Collar reminds employers that their approach in designing their company benefits programme has a direct impact on employee well-being and productivity. “When employers reduce benefits — for example, by restricting your medical coverage, the panels you are allowed to visit, the drugs the physician is allowed to prescribe or even the push for co-insurance — this clearly will have an impact on your productivity and engagement levels because you feel that your benefits have been taken away.”

The impact of such restrictions are greater if one does not possess a comprehensive personal medical insurance. “This is the reality in Malaysia. The average individual does not have sufficient coverage or just does not purchase the right kind of coverage. When he buys insurance, it tends to be life insurance, not medical because he feels that the employer will provide the coverage, or there is always the government hospital to fall back on,” says Collar.

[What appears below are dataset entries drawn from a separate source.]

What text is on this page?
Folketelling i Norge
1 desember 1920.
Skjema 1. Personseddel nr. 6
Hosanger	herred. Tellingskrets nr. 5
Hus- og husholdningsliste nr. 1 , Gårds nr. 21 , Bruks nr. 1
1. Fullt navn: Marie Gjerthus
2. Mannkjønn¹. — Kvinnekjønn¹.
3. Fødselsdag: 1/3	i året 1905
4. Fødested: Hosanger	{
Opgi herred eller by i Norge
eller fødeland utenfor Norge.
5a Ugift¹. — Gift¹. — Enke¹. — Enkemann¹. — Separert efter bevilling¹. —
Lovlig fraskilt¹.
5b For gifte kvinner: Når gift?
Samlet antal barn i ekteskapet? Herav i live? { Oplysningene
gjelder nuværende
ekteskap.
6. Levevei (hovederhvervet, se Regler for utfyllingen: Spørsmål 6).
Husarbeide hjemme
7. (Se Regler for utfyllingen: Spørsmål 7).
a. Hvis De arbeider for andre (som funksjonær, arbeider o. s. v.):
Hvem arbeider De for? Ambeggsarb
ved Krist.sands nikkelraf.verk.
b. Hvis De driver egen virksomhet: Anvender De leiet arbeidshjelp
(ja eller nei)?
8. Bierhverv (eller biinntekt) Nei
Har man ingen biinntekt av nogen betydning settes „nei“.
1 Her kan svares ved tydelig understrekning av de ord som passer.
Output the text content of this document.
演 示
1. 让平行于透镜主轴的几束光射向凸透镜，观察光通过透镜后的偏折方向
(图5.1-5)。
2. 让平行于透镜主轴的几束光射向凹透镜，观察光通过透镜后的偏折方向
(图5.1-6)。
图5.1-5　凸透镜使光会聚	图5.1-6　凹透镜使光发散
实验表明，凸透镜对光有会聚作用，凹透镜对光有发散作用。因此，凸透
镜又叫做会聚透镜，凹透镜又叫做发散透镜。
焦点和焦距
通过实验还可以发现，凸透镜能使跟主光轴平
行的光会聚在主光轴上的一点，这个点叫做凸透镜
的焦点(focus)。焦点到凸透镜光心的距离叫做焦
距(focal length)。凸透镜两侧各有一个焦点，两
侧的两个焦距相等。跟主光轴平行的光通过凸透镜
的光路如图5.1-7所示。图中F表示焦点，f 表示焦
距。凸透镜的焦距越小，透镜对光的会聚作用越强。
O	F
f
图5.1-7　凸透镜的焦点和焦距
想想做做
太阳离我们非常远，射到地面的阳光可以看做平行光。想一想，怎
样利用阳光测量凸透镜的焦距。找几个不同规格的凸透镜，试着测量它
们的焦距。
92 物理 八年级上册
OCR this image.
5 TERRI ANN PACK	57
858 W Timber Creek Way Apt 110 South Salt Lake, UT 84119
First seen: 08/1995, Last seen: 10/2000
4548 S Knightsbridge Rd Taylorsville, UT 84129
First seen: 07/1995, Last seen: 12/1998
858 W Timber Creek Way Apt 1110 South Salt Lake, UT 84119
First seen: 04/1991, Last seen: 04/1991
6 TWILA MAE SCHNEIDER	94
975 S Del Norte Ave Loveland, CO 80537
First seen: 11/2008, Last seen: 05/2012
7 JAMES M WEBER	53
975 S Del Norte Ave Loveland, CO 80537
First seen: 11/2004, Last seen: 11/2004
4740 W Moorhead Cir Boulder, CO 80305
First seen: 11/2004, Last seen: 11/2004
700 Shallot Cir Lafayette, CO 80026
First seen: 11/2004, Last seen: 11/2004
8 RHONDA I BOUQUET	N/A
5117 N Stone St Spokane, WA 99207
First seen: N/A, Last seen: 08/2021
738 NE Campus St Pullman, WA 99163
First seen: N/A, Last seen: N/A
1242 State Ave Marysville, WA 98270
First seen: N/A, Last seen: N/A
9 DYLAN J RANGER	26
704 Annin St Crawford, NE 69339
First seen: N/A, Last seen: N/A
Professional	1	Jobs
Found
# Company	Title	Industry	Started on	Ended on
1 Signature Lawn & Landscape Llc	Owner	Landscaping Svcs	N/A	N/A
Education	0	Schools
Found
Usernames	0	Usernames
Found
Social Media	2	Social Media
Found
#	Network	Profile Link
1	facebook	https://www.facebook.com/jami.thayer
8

“But the cost of healthcare is taking a toll on the public coffers as well. The cost of care provided by the government will soon become an issue. There will be more cost pressures, whether we are prepared for it or not.”

To mitigate this, she suggests that employers engage the Employees Provident Fund — one of the largest statutory retirement funds in the region — in discussions to consider enabling contributors to use their contributions to buy portable medical insurance coverage. “This will complement your employers’ coverage and you will have continuous medical care when you move from one employer to another,” she says.

Collar recognises that it will take a lot of determination to implement such mechanisms as policies will have to change. “I hope that employers can influence the EPF to consider this. But it will take a much larger policy and infrastructure change to ensure that the portability is there and every individual has adequate coverage,” she says.